Maturity doesn't always come with age. Age is just a number of how many years we have been on the planet and doesn't signify the quality and maturity of the soul. At least this has been my experience. What I find interesting is some of the most inspiring people I have met lately have been those much younger than me. I've been amazed at the insight and quality many young people bring to the table and luckily many have crossed my path. It's funny because it doesn't make me feel insecure, but it enlivens and reminds me that it's time to continue to broaden my scope. That's the beauty of some of the youth coming up today because they are revelling in possibility and connection. They get it and aren't nearly as afraid and fearful. Honestly it's a breath of fresh air and I welcome it and will continue to encourage them even as I steadily do my own internal work.

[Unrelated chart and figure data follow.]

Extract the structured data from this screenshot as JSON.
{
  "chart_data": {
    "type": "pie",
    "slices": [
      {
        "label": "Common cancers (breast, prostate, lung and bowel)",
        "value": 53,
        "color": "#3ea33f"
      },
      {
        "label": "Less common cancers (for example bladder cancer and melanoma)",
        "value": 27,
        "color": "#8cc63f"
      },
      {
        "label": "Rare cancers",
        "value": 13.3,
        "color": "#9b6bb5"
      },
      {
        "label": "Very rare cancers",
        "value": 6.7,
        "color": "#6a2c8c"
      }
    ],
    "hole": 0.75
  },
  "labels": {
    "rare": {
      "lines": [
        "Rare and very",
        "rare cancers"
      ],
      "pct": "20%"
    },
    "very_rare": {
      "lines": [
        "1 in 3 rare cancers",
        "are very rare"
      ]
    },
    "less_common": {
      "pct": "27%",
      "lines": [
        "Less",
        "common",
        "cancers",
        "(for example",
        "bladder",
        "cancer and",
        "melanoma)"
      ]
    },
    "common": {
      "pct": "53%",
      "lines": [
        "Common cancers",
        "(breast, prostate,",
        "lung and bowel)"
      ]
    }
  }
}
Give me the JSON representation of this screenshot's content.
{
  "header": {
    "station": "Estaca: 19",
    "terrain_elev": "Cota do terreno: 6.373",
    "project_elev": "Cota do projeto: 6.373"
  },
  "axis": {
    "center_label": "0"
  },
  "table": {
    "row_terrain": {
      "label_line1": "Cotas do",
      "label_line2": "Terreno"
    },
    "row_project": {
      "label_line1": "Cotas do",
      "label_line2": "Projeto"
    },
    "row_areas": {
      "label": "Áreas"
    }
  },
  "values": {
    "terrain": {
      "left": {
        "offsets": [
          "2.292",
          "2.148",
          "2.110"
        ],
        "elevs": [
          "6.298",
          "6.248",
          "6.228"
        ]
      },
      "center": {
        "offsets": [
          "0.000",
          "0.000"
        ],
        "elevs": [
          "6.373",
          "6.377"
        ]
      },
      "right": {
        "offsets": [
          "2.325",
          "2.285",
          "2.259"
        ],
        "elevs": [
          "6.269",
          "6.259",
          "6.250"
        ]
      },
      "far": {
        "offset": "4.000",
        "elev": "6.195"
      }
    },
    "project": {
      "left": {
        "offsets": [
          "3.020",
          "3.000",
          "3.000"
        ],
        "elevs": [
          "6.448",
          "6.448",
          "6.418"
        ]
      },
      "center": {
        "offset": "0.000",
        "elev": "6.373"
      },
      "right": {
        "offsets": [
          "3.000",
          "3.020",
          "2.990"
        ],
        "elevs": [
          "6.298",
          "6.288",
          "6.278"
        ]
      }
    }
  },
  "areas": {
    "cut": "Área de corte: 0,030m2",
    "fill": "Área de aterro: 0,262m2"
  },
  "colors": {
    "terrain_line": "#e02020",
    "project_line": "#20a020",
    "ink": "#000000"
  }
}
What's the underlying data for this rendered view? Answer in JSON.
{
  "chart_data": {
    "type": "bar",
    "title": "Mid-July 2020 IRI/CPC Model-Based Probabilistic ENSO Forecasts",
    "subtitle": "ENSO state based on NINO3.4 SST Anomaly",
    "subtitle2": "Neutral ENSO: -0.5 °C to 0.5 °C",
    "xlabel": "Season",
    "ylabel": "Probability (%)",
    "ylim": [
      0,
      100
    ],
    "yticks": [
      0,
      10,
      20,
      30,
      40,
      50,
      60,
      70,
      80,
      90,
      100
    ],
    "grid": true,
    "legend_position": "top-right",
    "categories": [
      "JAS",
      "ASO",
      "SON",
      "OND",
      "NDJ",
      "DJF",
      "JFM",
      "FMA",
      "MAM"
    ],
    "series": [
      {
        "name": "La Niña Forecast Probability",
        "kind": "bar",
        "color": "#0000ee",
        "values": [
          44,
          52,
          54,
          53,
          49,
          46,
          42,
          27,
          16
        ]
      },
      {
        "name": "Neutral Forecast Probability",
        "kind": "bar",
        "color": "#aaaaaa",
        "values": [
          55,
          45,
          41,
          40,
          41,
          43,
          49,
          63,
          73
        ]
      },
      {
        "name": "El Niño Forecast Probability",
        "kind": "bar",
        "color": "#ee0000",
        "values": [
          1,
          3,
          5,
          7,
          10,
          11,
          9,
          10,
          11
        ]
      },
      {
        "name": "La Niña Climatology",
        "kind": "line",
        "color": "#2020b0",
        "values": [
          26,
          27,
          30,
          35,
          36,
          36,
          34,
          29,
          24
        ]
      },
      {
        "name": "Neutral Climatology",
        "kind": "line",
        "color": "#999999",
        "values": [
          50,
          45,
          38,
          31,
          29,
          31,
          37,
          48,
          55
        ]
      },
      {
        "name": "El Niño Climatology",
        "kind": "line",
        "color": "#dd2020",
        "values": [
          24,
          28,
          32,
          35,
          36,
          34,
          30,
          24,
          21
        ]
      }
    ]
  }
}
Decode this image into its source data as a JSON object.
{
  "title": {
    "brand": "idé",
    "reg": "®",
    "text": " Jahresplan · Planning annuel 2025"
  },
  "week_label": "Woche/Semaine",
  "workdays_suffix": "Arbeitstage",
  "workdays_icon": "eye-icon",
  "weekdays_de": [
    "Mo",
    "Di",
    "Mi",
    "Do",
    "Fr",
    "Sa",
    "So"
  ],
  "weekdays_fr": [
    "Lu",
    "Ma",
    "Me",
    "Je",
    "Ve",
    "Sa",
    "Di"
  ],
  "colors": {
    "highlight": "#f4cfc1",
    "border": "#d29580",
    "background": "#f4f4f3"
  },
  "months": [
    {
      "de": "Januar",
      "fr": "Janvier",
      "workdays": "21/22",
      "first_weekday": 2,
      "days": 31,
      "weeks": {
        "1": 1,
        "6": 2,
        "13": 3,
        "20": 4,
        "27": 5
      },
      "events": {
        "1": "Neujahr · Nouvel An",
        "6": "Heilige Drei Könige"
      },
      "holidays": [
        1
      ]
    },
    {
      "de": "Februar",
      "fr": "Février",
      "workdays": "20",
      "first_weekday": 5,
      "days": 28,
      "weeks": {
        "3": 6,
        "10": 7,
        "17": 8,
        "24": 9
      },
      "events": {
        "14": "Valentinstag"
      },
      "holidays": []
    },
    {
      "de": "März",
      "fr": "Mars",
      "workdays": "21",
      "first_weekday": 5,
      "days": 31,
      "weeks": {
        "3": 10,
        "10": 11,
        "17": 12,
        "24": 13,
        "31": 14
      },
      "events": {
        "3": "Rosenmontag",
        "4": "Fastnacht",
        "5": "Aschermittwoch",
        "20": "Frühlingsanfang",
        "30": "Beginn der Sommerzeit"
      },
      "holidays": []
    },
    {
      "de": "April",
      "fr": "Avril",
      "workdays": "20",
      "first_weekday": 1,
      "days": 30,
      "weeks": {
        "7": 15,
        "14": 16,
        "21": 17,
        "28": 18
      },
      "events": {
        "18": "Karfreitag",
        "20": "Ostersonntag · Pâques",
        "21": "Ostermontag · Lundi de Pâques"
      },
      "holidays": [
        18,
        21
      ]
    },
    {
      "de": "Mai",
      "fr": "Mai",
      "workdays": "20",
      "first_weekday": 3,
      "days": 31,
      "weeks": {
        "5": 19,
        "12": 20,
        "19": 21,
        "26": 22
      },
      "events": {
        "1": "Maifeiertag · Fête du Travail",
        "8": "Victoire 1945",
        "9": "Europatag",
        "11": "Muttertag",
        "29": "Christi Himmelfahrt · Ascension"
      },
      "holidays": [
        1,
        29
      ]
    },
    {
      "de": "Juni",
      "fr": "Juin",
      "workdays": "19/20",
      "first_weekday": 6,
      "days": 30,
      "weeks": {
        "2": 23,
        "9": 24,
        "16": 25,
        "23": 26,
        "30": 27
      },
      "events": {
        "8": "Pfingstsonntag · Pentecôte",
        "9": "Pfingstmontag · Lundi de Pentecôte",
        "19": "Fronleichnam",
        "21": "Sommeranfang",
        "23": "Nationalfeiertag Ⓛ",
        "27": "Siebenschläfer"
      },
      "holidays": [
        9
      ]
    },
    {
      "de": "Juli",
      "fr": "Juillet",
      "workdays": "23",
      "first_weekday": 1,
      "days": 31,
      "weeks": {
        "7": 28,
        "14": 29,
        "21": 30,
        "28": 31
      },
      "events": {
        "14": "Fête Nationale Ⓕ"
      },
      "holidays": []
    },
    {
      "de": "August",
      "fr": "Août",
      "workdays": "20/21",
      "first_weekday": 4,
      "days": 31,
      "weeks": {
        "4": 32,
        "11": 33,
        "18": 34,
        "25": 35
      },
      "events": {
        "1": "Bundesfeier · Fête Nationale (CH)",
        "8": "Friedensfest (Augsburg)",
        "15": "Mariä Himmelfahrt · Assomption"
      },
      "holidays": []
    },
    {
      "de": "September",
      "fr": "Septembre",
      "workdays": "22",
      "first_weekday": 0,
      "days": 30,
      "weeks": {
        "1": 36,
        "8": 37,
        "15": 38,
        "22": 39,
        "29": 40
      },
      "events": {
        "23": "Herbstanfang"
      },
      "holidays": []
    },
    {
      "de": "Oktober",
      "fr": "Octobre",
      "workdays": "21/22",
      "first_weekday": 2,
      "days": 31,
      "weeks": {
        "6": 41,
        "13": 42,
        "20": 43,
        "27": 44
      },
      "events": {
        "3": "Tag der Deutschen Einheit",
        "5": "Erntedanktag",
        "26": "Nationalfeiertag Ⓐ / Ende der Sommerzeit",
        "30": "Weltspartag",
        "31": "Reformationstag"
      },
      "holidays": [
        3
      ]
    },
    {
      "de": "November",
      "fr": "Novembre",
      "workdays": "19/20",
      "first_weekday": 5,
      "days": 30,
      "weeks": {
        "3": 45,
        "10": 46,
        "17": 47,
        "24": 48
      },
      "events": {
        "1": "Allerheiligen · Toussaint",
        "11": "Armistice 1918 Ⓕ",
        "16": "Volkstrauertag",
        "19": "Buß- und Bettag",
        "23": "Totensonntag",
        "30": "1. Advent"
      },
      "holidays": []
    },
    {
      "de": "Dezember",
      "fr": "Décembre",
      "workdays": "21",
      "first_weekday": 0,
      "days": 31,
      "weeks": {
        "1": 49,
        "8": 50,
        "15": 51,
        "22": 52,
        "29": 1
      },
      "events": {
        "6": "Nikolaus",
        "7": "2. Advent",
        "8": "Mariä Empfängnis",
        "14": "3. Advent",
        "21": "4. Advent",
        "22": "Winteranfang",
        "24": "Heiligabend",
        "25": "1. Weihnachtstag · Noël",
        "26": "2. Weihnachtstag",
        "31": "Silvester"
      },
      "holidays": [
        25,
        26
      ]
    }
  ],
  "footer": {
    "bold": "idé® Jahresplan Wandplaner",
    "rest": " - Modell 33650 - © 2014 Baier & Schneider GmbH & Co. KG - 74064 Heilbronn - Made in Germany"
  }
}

With the New Year, I'm reminded that the time lived doesn't matter. It is how we use the time we are given that matter. Yeah, I can practice Yoga everyday but it is in the application of practice in my life that carries the most weight. Years racked up are meaningless if I haven't made the definitive choices to allow transformation to happen.

Youth is definitely an energy. And in the same light, some of the most youthful people I know are much older than me. Curiosity and the willingness to learn keep this energy in motion and are not only the markers of the youthful but the wise.

Like it or not, we are coming into an age where labels, status symbols, and hierarchies are becoming obsolete. Associations are not the only thing that gets us anywhere. It is in the heart of our intentions and the truth we carry within ourselves that will be the fuel to drive us forward and upward.